More House seats are now going to Republicans, according to Dave Wasserman of the nonpartisan Cook Political Report. He said even the districts that Joe Biden won by double digits in 2020 could be open to the right-leaning party.

In an interview, he stated that any fresh Democratic action is “not likely to work unless voters are feeling better about the economy come October and November.”

Several Democratic strategists agreed that advancing fresh policy initiatives would not be enough to reverse the trend of public opinion, but they noted that it would help limit losses.

Democrats say they want to get the bipartisan China competition package signed into law once Congress returns to work. They are planning a final try in the coming weeks to resurrect portions of the healthcare, education, and environment package, which included provisions aimed at lowering the cost of some prescription medicines. Sen. Joe Manchin (D., W.Va.), who killed a previous bill in the Senate that was opposed by all Republicans, has stated he would back a smaller package focused on climate and medication pricing.

Mr. Schumer’s and House Speaker Nancy Pelosi’s (D-Calif.) representatives did not reply to calls for comment.

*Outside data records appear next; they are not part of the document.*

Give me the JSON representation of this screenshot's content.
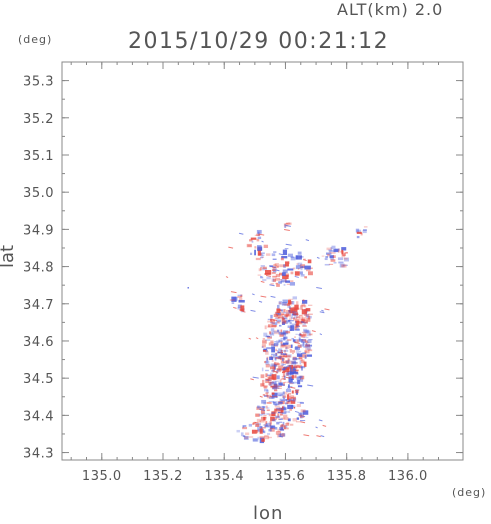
{
  "header": {
    "alt_label": "ALT(km) 2.0",
    "datetime": "2015/10/29 00:21:12"
  },
  "chart_data": {
    "type": "heatmap",
    "xlabel": "lon",
    "ylabel": "lat",
    "x_unit": "(deg)",
    "y_unit": "(deg)",
    "xlim": [
      134.87,
      136.18
    ],
    "ylim": [
      34.28,
      35.35
    ],
    "x_ticks": [
      "135.0",
      "135.2",
      "135.4",
      "135.6",
      "135.8",
      "136.0"
    ],
    "y_ticks": [
      "34.3",
      "34.4",
      "34.5",
      "34.6",
      "34.7",
      "34.8",
      "34.9",
      "35.0",
      "35.1",
      "35.2",
      "35.3"
    ],
    "grid": false,
    "colors": {
      "positive": "#e8453c",
      "negative": "#4a5bdc",
      "frame": "#888888"
    }
  }
}
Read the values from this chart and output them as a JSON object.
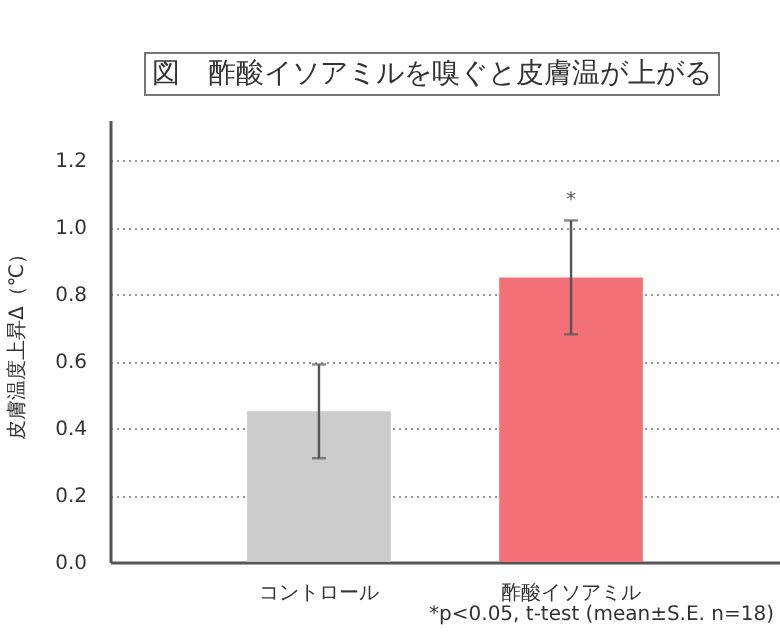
{
  "chart_data": {
    "type": "bar",
    "title": "図　酢酸イソアミルを嗅ぐと皮膚温が上がる",
    "ylabel": "皮膚温度上昇Δ（℃）",
    "categories": [
      "コントロール",
      "酢酸イソアミル"
    ],
    "values": [
      0.45,
      0.85
    ],
    "errors": [
      0.14,
      0.17
    ],
    "colors": [
      "#cbcbcb",
      "#f47277"
    ],
    "ylim": [
      0,
      1.32
    ],
    "yticks": [
      {
        "value": 0,
        "label": "0.0"
      },
      {
        "value": 0.2,
        "label": "0.2"
      },
      {
        "value": 0.4,
        "label": "0.4"
      },
      {
        "value": 0.6,
        "label": "0.6"
      },
      {
        "value": 0.8,
        "label": "0.8"
      },
      {
        "value": 1,
        "label": "1.0"
      },
      {
        "value": 1.2,
        "label": "1.2"
      }
    ],
    "grid": "y",
    "annotations": [
      {
        "text": "*",
        "x": "酢酸イソアミル",
        "y": 1.02
      },
      "*p<0.05, t-test (mean±S.E. n=18)"
    ]
  }
}
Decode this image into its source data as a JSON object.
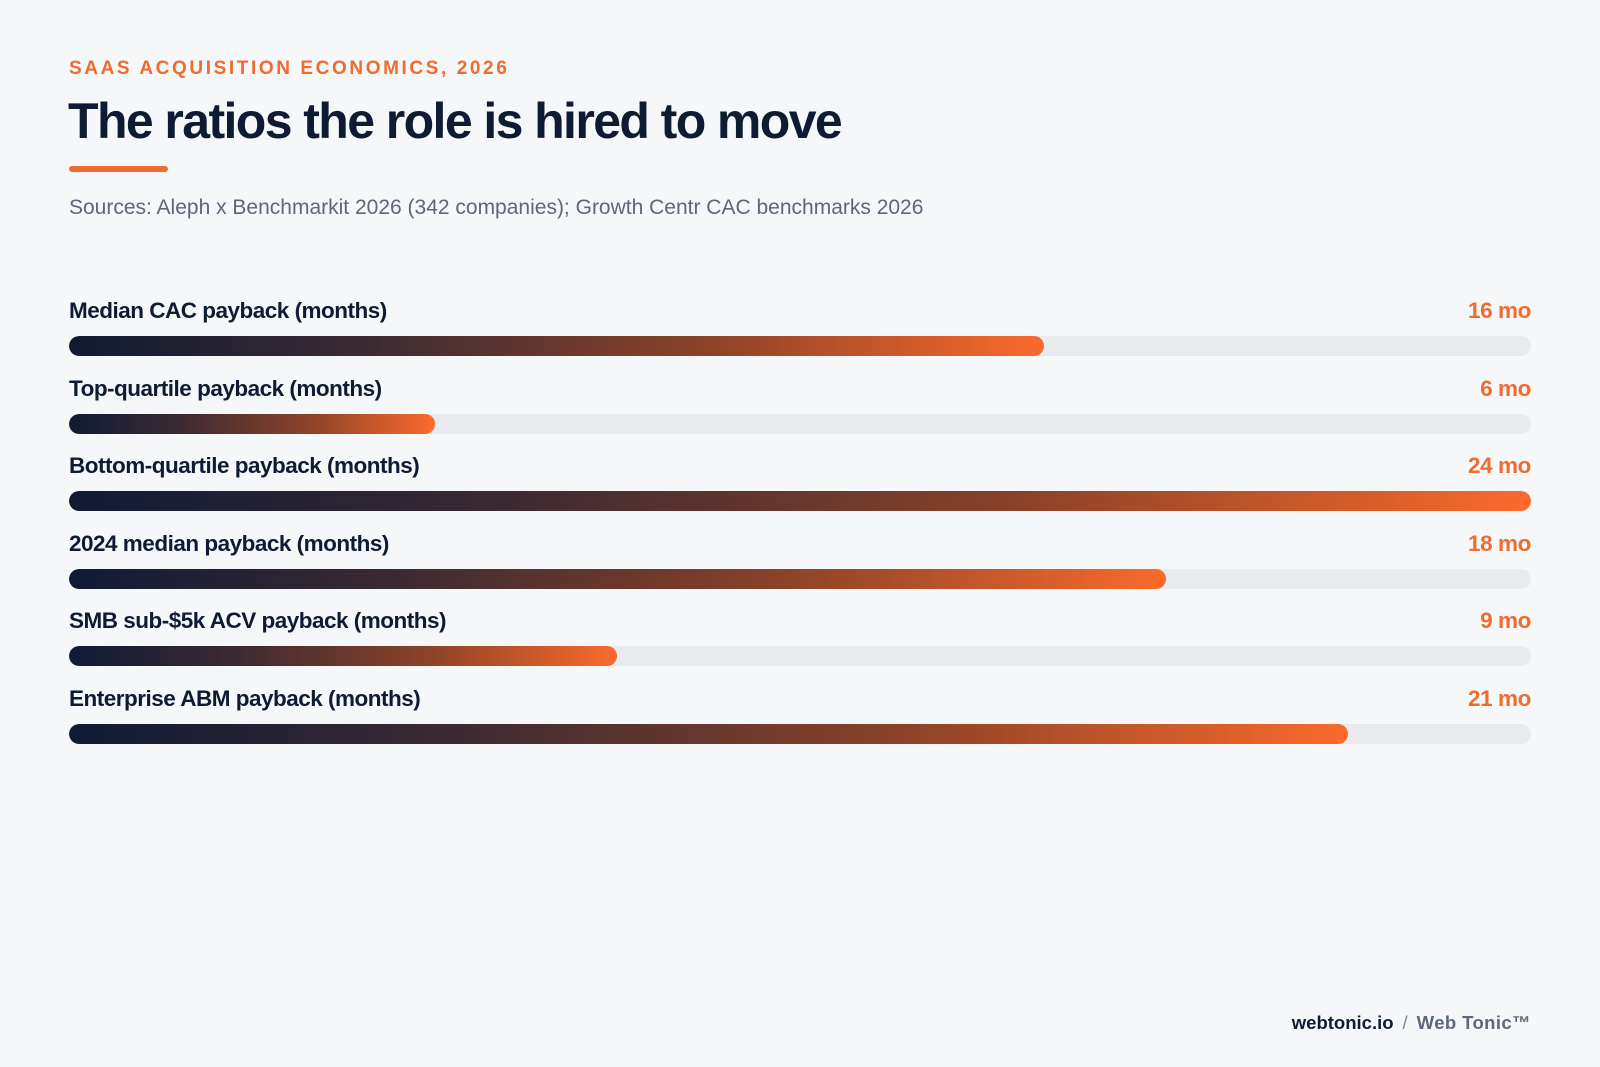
{
  "header": {
    "eyebrow": "SAAS ACQUISITION ECONOMICS, 2026",
    "title": "The ratios the role is hired to move",
    "sources": "Sources: Aleph x Benchmarkit 2026 (342 companies); Growth Centr CAC benchmarks 2026"
  },
  "chart_data": {
    "type": "bar",
    "orientation": "horizontal",
    "title": "The ratios the role is hired to move",
    "unit": "mo",
    "xlim": [
      0,
      24
    ],
    "grid": false,
    "legend": "none",
    "categories": [
      "Median CAC payback (months)",
      "Top-quartile payback (months)",
      "Bottom-quartile payback (months)",
      "2024 median payback (months)",
      "SMB sub-$5k ACV payback (months)",
      "Enterprise ABM payback (months)"
    ],
    "values": [
      16,
      6,
      24,
      18,
      9,
      21
    ],
    "value_labels": [
      "16 mo",
      "6 mo",
      "24 mo",
      "18 mo",
      "9 mo",
      "21 mo"
    ],
    "colors": {
      "bar_start": "#0f1a33",
      "bar_end": "#fb6a2c",
      "track": "#e8eaee",
      "value_text": "#ef6b2e"
    }
  },
  "footer": {
    "site": "webtonic.io",
    "separator": "/",
    "brand": "Web Tonic™"
  }
}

Leaders of the center-left New Democrat Coalition asked the president to work with Congress on China legislation and a small social spending and climate bill, said Rep. Suzan DelBene (D., Wash.), the group’s head. The Congressional Progressive Caucus advised the president to adopt executive orders if legislation stagnated in a separate meeting, according to CPC Chair Rep. Pramila Jayapal (D., Wash.).

Republicans argue that Democrats are out of touch with voters and that extra spending will raise inflation. They also claim that many of the Democrats’ suggested policies could hurt them in the polls. “The message to the president would be quit all the left-wing stuff, move to the center, and work on things you can agree on,” said Senate Minority Leader Mitch McConnell (R., Ky.) if Republicans retake Congress.

In terms of inflation, White House officials expect Mr. Biden to take additional executive action, possibly at the petrol pump, if prices continue to rise. So far, the administration has released oil from government stockpiles and permitted the sale of gasoline with a high ethanol content during the summer months. Lease sales for oil and gas drilling on federal land were also announced by the Biden administration. According to AAA, gas prices averaged around $4.12 per gallon on Thursday, down from $4.25 a month ago but still significantly above $2.88 a year ago.

According to sources familiar with the situation, White House officials have contemplated calling for a suspension of the federal gas tax and delivering prepaid gas cards to the public. Neither idea has obtained the president’s approval. Mr. Biden’s aides privately raised doubts about repealing the gas tax, fearing that the savings would be insignificant and would not be passed on to consumers. Some Democratic members have also voiced concern about the proposal.

During his upcoming travel, President Biden will discuss the benefits of his $1 trillion infrastructure program, which he signed into law at the end of last year, as well as decreased unemployment and initiatives to reduce family costs.

Democrats, according to some strategists, need more success to motivate voters to vote.

“We can’t run on a highway bill, that cannot be our whole thing,” Karthik Ganapathy, a former campaign staffer for independent Vermont Senator Bernie Sanders, said.